Lamar became our farm protector. He protected Oscar, a very old cat that had left our neighbor’s house to live in our barn.



Oscar was too old to fight or protect himself, but refused to come inside. It seems odd to say Lamar tended to him, but that’s what he did.

In the same way that cats will sometimes bring their people mice and moles and other “gifts”, Lamar brought a cat to us a couple years ago and let her eat out of his food bowl.


“Look. I brought you a cat.”

She followed him like a shadow.


She became Stevie and, when she discovered the warmth and creature comforts of being inside, she moved in.

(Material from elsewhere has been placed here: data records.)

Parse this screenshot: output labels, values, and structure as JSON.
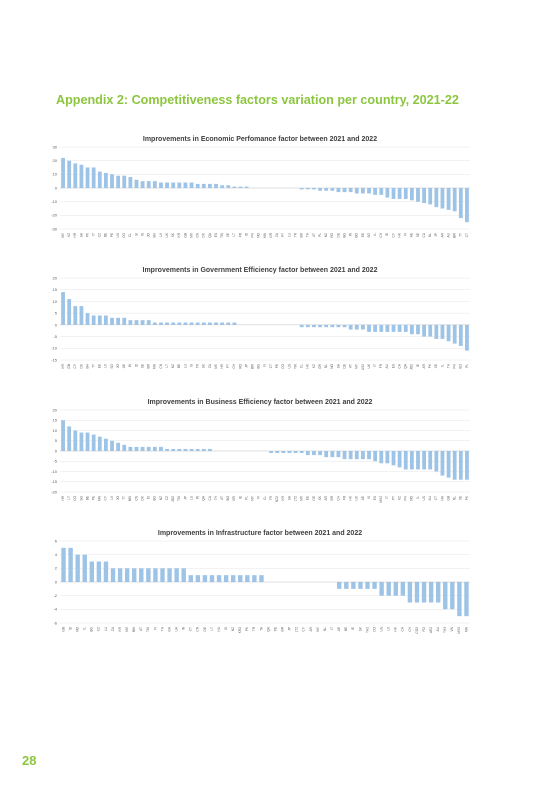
{
  "page": {
    "heading": "Appendix 2: Competitiveness factors variation per country, 2021-22",
    "page_number": "28"
  },
  "colors": {
    "accent": "#8cc63f",
    "bar": "#9dc3e6"
  },
  "chart_data": [
    {
      "type": "bar",
      "title": "Improvements in Economic Perfomance factor between 2021 and 2022",
      "ylim": [
        -30,
        30
      ],
      "yticks": [
        30,
        20,
        10,
        0,
        -10,
        -20,
        -30
      ],
      "grid": true,
      "categories": [
        "MY",
        "KZ",
        "HR",
        "SA",
        "PK",
        "IT",
        "CZ",
        "BE",
        "PE",
        "US",
        "CO",
        "CL",
        "SI",
        "IS",
        "JO",
        "BH",
        "LV",
        "UK",
        "SK",
        "KR",
        "GB",
        "MX",
        "CN",
        "DK",
        "QA",
        "ES",
        "TW",
        "VE",
        "LT",
        "FR",
        "ID",
        "PH",
        "NO",
        "MN",
        "GR",
        "ZA",
        "PT",
        "LU",
        "TR",
        "BR",
        "TH",
        "AT",
        "PL",
        "NZ",
        "RO",
        "DE",
        "BG",
        "IN",
        "BO",
        "EE",
        "SG",
        "IL",
        "CH",
        "IE",
        "CY",
        "HK",
        "FI",
        "AE",
        "SE",
        "CA",
        "NL",
        "JP",
        "AR",
        "AU",
        "BW",
        "TT",
        "CT"
      ],
      "values": [
        22,
        20,
        18,
        17,
        15,
        15,
        12,
        11,
        10,
        9,
        9,
        8,
        6,
        5,
        5,
        5,
        4,
        4,
        4,
        4,
        4,
        4,
        3,
        3,
        3,
        3,
        2,
        2,
        1,
        1,
        1,
        0,
        0,
        0,
        0,
        0,
        0,
        0,
        0,
        -1,
        -1,
        -1,
        -2,
        -2,
        -2,
        -3,
        -3,
        -3,
        -4,
        -4,
        -4,
        -5,
        -5,
        -7,
        -8,
        -8,
        -8,
        -9,
        -10,
        -11,
        -12,
        -14,
        -15,
        -16,
        -17,
        -22,
        -25
      ]
    },
    {
      "type": "bar",
      "title": "Improvements in Government Efficiency factor between 2021 and 2022",
      "ylim": [
        -15,
        20
      ],
      "yticks": [
        20,
        15,
        10,
        5,
        0,
        -5,
        -10,
        -15
      ],
      "grid": true,
      "categories": [
        "KR",
        "GB",
        "CY",
        "DK",
        "BH",
        "TT",
        "EE",
        "LV",
        "SG",
        "JO",
        "AE",
        "IN",
        "ID",
        "SE",
        "BR",
        "MN",
        "CN",
        "LT",
        "NZ",
        "BE",
        "LU",
        "IS",
        "TR",
        "SK",
        "ZA",
        "MX",
        "HR",
        "PT",
        "CH",
        "RO",
        "JP",
        "BW",
        "BG",
        "FI",
        "CT",
        "PE",
        "CO",
        "US",
        "TW",
        "CL",
        "HK",
        "KZ",
        "GR",
        "NL",
        "NO",
        "SA",
        "DE",
        "AT",
        "MY",
        "US2",
        "UK",
        "IT",
        "FR",
        "AU",
        "ES",
        "CA",
        "QA",
        "JO2",
        "IE",
        "AR",
        "PK",
        "VE",
        "IL",
        "TH",
        "PH",
        "IE2",
        "PL"
      ],
      "values": [
        14,
        11,
        8,
        8,
        5,
        4,
        4,
        4,
        3,
        3,
        3,
        2,
        2,
        2,
        2,
        1,
        1,
        1,
        1,
        1,
        1,
        1,
        1,
        1,
        1,
        1,
        1,
        1,
        1,
        0,
        0,
        0,
        0,
        0,
        0,
        0,
        0,
        0,
        0,
        -1,
        -1,
        -1,
        -1,
        -1,
        -1,
        -1,
        -1,
        -2,
        -2,
        -2,
        -3,
        -3,
        -3,
        -3,
        -3,
        -3,
        -3,
        -4,
        -4,
        -5,
        -5,
        -6,
        -6,
        -7,
        -8,
        -9,
        -11
      ]
    },
    {
      "type": "bar",
      "title": "Improvements in Business Efficiency factor between 2021 and 2022",
      "ylim": [
        -20,
        20
      ],
      "yticks": [
        20,
        15,
        10,
        5,
        0,
        -5,
        -10,
        -15,
        -20
      ],
      "grid": true,
      "categories": [
        "HR",
        "LT",
        "CO",
        "SG",
        "BE",
        "PE",
        "MN",
        "CY",
        "LV",
        "JO",
        "TT",
        "BW",
        "CN",
        "DK",
        "ID",
        "BG",
        "NZ",
        "CZ",
        "JO2",
        "TW",
        "JP",
        "LU",
        "IN",
        "QA",
        "CA",
        "TH",
        "AT",
        "BO",
        "GR",
        "IE",
        "PL",
        "MY",
        "FI",
        "CL",
        "TR",
        "NZ2",
        "KR",
        "SA",
        "LT2",
        "MX",
        "EE",
        "DE",
        "SK",
        "AR",
        "BR",
        "CH",
        "FR",
        "HK",
        "UK",
        "AE",
        "IS",
        "ES",
        "MX2",
        "IT",
        "PT",
        "KZ",
        "PH",
        "NO",
        "IL",
        "US",
        "AU",
        "CT",
        "HN",
        "GB",
        "NL",
        "VE",
        "PK"
      ],
      "values": [
        15,
        12,
        10,
        9,
        9,
        8,
        7,
        6,
        5,
        4,
        3,
        2,
        2,
        2,
        2,
        2,
        2,
        1,
        1,
        1,
        1,
        1,
        1,
        1,
        1,
        0,
        0,
        0,
        0,
        0,
        0,
        0,
        0,
        0,
        -1,
        -1,
        -1,
        -1,
        -1,
        -1,
        -2,
        -2,
        -2,
        -3,
        -3,
        -3,
        -4,
        -4,
        -4,
        -4,
        -4,
        -5,
        -6,
        -6,
        -7,
        -8,
        -9,
        -9,
        -9,
        -9,
        -9,
        -10,
        -12,
        -13,
        -14,
        -14,
        -14
      ]
    },
    {
      "type": "bar",
      "title": "Improvements in Infrastructure factor between 2021 and 2022",
      "ylim": [
        -6,
        6
      ],
      "yticks": [
        6,
        4,
        2,
        0,
        -2,
        -4,
        -6
      ],
      "grid": true,
      "categories": [
        "GB",
        "ID",
        "NO",
        "IL",
        "BG",
        "CZ",
        "LU",
        "ZA",
        "KR",
        "MX",
        "BW",
        "AT",
        "TW",
        "FI",
        "TH",
        "GA",
        "UA",
        "IN",
        "CT",
        "CN",
        "DE",
        "LT",
        "HU",
        "IS",
        "NZ",
        "KR2",
        "PK",
        "TR",
        "TA",
        "QA",
        "PE",
        "BR",
        "JP",
        "LT2",
        "CY",
        "AR",
        "MY",
        "NL",
        "IT",
        "AE",
        "BE",
        "IE",
        "SK",
        "TH2",
        "CO",
        "US",
        "LV",
        "HK",
        "CA",
        "CH",
        "CO2",
        "FI2",
        "AE2",
        "AU",
        "TH3",
        "VN",
        "MX2",
        "MN"
      ],
      "values": [
        5,
        5,
        4,
        4,
        3,
        3,
        3,
        2,
        2,
        2,
        2,
        2,
        2,
        2,
        2,
        2,
        2,
        2,
        1,
        1,
        1,
        1,
        1,
        1,
        1,
        1,
        1,
        1,
        1,
        0,
        0,
        0,
        0,
        0,
        0,
        0,
        0,
        0,
        0,
        -1,
        -1,
        -1,
        -1,
        -1,
        -1,
        -2,
        -2,
        -2,
        -2,
        -3,
        -3,
        -3,
        -3,
        -3,
        -4,
        -4,
        -5,
        -5
      ]
    }
  ]
}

Not long after, Lamar started losing more cat scuffles than he won, and then, much to his initial dismay, we decided that, feral or not, it was time for him to come in the house.  And, feral or not, he quickly settled in, and he was the one cat in the house that every other cat in the house got along with.

s and l

We enclosed our front porch this year just so Lamar could enjoy the outdoors safely.

Lamar was fine on Thursday morning, he slept with us on the bed the night before. (He always slept wideways on the bed, taking up a lot of space and forcing me to curl my legs up tight so he could stretch out.) He was fine when we left for work.

His heart gave out that day – as cat hearts often do, quickly and without warning.  And, that night we said goodbye.

He was a good cat. Handsome, wild, and sweet.

I can’t believe he’s gone.

I’ll miss him. I miss every one of them.